If we approach writer’s workshop as something new and exciting, a chance for children to tell their stories, a chance where they can draw whatever they want….if our enthusiasm and excitement is TRULY there (they can sniff out a faker a mile away!)…our children will be excited too!

I think this book:

goes GREAT with Ray’s book.  Horn and Giacobbe remind us that many children have not had the opportunity to listen to or even tell their own stories.  I know it’s sad, but we all know it’s true.  Inviting children to first tell their stories orally builds the excitement of getting it down on paper.  “They are valued for themselves, for using the words they have to say what they know” (Horn & Giacobbe, p. 15).

Allowing them to make the connections between their oral stories and the stories that our favorite author’s tell, helps them to understand that they can be writer’s too.  Their stories are important and they are valued.

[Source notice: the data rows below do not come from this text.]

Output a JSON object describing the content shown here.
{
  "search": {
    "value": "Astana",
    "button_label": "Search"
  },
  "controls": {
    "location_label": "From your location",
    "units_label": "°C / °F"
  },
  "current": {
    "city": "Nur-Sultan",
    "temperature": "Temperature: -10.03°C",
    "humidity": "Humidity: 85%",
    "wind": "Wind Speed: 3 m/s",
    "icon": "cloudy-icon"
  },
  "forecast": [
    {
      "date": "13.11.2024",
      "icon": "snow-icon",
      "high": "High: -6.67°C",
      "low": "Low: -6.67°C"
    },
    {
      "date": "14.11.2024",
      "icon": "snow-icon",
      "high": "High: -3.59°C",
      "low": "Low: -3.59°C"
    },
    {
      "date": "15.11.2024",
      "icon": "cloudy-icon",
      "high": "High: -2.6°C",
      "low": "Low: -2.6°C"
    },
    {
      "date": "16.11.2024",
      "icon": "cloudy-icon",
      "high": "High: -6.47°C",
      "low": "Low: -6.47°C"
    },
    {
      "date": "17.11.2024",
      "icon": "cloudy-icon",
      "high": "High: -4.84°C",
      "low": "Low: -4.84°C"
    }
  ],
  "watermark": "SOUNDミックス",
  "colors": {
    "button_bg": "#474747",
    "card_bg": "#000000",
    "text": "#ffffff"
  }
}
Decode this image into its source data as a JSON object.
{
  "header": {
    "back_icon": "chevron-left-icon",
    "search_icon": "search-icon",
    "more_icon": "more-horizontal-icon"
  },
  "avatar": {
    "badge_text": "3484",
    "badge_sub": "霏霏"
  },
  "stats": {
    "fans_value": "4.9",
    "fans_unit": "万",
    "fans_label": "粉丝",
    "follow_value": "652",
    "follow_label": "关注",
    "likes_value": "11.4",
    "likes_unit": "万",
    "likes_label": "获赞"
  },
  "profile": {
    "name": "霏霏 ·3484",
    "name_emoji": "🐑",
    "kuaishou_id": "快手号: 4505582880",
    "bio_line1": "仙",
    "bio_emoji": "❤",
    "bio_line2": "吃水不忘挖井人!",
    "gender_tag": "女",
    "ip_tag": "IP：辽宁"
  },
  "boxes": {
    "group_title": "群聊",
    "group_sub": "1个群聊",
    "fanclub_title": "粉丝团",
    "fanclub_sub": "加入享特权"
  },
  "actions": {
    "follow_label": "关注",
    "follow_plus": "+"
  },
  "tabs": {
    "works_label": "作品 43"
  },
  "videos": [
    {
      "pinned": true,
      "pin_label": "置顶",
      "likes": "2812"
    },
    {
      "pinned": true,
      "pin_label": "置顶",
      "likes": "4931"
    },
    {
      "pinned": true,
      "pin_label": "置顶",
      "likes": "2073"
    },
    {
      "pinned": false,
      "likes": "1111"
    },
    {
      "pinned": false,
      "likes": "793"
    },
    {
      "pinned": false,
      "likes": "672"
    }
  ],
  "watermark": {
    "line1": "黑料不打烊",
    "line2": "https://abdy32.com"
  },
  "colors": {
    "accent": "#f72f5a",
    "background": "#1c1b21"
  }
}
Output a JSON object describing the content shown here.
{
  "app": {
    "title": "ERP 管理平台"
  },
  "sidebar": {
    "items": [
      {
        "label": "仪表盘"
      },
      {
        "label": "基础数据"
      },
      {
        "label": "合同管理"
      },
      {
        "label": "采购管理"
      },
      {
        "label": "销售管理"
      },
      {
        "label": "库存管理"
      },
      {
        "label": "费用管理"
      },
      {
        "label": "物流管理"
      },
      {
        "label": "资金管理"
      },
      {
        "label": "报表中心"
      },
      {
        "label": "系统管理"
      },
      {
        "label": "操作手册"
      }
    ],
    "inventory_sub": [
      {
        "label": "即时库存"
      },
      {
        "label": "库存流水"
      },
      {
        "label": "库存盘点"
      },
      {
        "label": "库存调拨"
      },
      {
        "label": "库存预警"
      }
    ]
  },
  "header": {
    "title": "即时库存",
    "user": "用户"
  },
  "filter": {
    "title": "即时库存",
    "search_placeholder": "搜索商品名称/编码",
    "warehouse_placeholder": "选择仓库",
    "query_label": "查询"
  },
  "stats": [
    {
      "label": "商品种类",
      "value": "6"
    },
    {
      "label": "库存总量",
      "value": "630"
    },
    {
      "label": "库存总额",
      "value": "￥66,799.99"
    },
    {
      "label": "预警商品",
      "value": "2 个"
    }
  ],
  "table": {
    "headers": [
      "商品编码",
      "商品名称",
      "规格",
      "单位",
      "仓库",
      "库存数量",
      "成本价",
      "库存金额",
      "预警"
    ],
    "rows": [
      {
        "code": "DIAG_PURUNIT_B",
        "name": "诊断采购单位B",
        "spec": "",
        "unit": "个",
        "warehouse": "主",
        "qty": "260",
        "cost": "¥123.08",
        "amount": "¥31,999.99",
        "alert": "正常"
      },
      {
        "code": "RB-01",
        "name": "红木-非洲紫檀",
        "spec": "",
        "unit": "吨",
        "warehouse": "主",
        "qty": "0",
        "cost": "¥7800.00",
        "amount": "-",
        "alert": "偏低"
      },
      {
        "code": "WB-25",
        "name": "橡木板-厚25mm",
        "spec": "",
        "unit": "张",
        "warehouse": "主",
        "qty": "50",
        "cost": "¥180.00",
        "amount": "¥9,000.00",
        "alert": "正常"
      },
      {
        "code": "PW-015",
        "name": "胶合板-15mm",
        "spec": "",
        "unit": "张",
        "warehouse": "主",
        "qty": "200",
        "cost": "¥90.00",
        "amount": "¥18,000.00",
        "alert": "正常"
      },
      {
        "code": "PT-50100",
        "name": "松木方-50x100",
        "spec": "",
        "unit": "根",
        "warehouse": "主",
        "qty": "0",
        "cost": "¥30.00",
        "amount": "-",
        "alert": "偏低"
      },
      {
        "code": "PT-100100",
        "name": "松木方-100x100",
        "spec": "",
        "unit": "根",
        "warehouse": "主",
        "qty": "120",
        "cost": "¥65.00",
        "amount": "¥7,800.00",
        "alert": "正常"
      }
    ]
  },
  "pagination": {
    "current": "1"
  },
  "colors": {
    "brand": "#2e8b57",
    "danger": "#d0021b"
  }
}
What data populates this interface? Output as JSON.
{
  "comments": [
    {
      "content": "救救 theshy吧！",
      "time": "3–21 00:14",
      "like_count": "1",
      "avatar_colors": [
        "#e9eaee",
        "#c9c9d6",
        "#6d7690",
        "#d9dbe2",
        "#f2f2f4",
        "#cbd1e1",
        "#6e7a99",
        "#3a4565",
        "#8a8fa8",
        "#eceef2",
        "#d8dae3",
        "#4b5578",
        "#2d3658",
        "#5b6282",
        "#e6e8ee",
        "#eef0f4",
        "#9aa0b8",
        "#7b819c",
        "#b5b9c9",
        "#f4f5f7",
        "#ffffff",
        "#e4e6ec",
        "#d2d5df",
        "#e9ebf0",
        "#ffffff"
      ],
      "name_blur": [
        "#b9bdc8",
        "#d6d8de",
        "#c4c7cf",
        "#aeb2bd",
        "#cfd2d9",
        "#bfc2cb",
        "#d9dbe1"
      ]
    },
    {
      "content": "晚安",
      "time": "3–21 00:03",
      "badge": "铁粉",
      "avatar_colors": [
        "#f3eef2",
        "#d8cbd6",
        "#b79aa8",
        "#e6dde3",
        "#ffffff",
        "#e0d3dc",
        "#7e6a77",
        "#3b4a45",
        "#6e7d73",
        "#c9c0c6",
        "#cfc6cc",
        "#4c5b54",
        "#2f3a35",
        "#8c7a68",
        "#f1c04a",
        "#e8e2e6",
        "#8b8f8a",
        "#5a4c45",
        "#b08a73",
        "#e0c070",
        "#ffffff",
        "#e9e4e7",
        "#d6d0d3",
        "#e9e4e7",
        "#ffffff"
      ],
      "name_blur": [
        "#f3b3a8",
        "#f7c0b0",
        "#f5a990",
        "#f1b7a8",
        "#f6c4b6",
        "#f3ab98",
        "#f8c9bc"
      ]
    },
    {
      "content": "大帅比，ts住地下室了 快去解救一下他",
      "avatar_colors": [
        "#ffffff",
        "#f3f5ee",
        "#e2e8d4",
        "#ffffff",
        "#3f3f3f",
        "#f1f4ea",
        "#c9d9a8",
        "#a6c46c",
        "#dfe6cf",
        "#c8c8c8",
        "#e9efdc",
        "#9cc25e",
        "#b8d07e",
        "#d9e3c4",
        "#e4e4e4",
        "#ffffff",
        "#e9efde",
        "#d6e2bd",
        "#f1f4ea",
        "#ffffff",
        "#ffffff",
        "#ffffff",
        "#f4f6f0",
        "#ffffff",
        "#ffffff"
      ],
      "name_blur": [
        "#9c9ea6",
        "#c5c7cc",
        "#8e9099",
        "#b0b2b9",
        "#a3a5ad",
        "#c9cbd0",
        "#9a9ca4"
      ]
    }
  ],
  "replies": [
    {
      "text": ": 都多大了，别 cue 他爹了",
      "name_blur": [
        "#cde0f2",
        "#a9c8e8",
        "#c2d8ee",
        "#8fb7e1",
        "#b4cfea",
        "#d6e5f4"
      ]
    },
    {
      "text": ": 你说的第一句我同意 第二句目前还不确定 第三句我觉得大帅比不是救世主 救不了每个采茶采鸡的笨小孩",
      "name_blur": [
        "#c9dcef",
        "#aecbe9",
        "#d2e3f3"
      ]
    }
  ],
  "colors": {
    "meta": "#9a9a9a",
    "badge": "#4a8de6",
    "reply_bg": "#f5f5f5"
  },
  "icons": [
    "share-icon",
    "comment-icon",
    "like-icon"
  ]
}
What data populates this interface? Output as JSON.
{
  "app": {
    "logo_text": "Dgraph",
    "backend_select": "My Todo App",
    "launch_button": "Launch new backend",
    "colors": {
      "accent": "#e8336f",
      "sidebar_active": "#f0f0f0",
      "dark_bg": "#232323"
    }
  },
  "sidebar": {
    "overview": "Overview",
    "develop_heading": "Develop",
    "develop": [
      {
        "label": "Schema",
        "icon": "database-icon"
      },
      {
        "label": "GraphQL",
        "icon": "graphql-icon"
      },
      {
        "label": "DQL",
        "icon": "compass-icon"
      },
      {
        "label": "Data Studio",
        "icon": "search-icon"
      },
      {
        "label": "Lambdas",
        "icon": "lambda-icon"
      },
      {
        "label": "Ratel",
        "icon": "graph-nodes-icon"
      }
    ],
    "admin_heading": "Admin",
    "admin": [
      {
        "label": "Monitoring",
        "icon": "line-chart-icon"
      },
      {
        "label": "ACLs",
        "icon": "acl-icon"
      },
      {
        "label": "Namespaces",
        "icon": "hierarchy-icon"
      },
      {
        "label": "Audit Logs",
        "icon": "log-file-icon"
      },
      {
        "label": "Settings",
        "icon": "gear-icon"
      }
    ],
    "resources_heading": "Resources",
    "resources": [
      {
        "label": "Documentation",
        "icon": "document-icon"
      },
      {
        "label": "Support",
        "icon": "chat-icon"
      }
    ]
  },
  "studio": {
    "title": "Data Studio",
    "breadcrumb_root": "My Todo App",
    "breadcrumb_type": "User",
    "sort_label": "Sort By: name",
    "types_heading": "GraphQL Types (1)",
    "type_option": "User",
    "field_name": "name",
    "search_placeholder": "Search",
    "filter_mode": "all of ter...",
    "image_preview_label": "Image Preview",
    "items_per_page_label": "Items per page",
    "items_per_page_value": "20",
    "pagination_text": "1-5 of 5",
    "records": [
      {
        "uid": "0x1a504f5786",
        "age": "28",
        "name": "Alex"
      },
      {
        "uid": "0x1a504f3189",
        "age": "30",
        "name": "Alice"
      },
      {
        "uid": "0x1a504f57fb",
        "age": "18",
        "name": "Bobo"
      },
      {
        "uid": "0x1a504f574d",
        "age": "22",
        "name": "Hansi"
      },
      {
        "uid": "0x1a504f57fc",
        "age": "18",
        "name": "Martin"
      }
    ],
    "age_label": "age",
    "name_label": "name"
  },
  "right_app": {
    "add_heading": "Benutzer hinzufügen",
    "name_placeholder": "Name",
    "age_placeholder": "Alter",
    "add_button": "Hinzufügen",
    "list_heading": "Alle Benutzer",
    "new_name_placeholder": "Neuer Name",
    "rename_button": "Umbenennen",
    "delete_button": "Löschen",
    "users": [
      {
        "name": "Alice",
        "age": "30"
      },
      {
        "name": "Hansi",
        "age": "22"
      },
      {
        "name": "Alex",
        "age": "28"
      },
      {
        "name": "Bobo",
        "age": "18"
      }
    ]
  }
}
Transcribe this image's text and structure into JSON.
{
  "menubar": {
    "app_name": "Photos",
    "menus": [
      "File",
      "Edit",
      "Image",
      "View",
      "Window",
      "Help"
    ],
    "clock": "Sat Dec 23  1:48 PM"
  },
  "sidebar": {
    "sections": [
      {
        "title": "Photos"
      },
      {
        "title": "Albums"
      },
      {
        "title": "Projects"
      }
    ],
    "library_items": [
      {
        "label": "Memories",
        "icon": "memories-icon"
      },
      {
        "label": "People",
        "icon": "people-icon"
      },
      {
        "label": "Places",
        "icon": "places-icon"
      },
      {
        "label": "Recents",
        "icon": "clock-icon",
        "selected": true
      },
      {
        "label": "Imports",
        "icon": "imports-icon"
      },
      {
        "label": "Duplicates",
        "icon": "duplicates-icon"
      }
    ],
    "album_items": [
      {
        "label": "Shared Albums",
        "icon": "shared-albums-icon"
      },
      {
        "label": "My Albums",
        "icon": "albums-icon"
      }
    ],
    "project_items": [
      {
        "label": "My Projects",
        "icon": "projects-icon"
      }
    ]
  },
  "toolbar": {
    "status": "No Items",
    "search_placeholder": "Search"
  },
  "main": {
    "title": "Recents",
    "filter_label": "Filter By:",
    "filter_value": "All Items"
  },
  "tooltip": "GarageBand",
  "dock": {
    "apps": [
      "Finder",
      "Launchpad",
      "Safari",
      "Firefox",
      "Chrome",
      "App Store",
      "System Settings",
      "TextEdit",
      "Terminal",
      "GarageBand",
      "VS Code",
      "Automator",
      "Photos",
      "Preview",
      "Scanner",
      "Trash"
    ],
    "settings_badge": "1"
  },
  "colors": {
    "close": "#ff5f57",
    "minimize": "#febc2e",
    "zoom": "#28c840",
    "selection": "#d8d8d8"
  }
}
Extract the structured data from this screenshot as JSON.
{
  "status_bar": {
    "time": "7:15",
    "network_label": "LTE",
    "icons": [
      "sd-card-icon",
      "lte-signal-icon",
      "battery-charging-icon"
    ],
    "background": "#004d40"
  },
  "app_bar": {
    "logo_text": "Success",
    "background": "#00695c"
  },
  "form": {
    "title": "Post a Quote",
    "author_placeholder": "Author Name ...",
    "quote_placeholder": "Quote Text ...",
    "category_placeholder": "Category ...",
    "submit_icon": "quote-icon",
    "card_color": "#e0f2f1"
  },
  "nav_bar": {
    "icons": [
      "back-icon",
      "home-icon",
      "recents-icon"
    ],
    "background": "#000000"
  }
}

How might you help students build stamina in their writing?

How do we get kids to work for 30-45 minutes every day? We Take……………………………………….slow.

DSCN0391 IMG_3602 IMG_3598

Let’s be honest, at the beginning of the year, it’s best to not expect much, right?  Ten minutes max.  We want kids to be EXCITED about writing every day, if we let them write for too long because they’re quiet and working…(I know a little bit of quiet at the beginning of the year is so NEEDED), then there is nothing to WANT.  Just like your favorite TV series….they kind of leave you hanging, right?  We want our kids to come back to school wanting MORE!  I stop when they’re all engaged and really working hard….when groans and sighs of “Can we write a little longer….” are heard.   The children will still be excited to write the next day, and we can sloooowly increase the time as their stamina builds. 

You can also think of in terms of those Couch to 5K running programs.  I’m on about week 4.  I run 5 minutes at a time now, while on day 1, I only ran for 1 minute.  Could I have run for 5 minutes on day 1? Probably, but I probably would not be wanting to run the next day!

As I was reading, I tried to think of some books that I have at home that have amazing illustrations.  Three that are my VERY favorites are by Kevin Henkes:

I love the emotion and expression in these illustrations.  (This is my favorite book!!)




I love how the colors change with each season.


And, really how can you start a study of illustrations without meeting the beloved little guy dressed in blue.  My friend, Harold:

If you haven’t picked up your copy of In Pictures and In Words, get it now! You’ll be able to catch up.  It is a quick read, I promise you’ll love it!


  1. I just love your comments. I was so excited to see the Little White Rabbit book I have that book and I didn't have a good lesson for it! Yeah! The Old Bear looks adorable. Thanks for sharing.

    The Very Busy Kindergarten

  2. I! Love! It! Kathleen! I couldn't agree more. I also love the other professional book you mentioned. They go together so beautifully. Thank you my dear friend!

  3. Thanks for sharing the wonderful book choices!

  4. What a great post and such great ideas and things to think about! I think I had better get this book now that I see how wonderful it is through your post.
    I can't wait to meet you in Vegas!!!!

  5. Thanks for suggesting Think, Write, Share--I'm ordering both books from Amazon the minute I finish typing this!!
    Karen :o)
    Mrs. Stamp's Kindergarten

  6. I love your analogy to training for a 5K! When I saw Little White Rabbit I thought of Runaway Bunny...I love both books!!

    Owl Things First

  7. I've been studying "Talking, Drawing, Writing" too! I agree it meshes perfectly with "In Pictures and In Words" Yay!!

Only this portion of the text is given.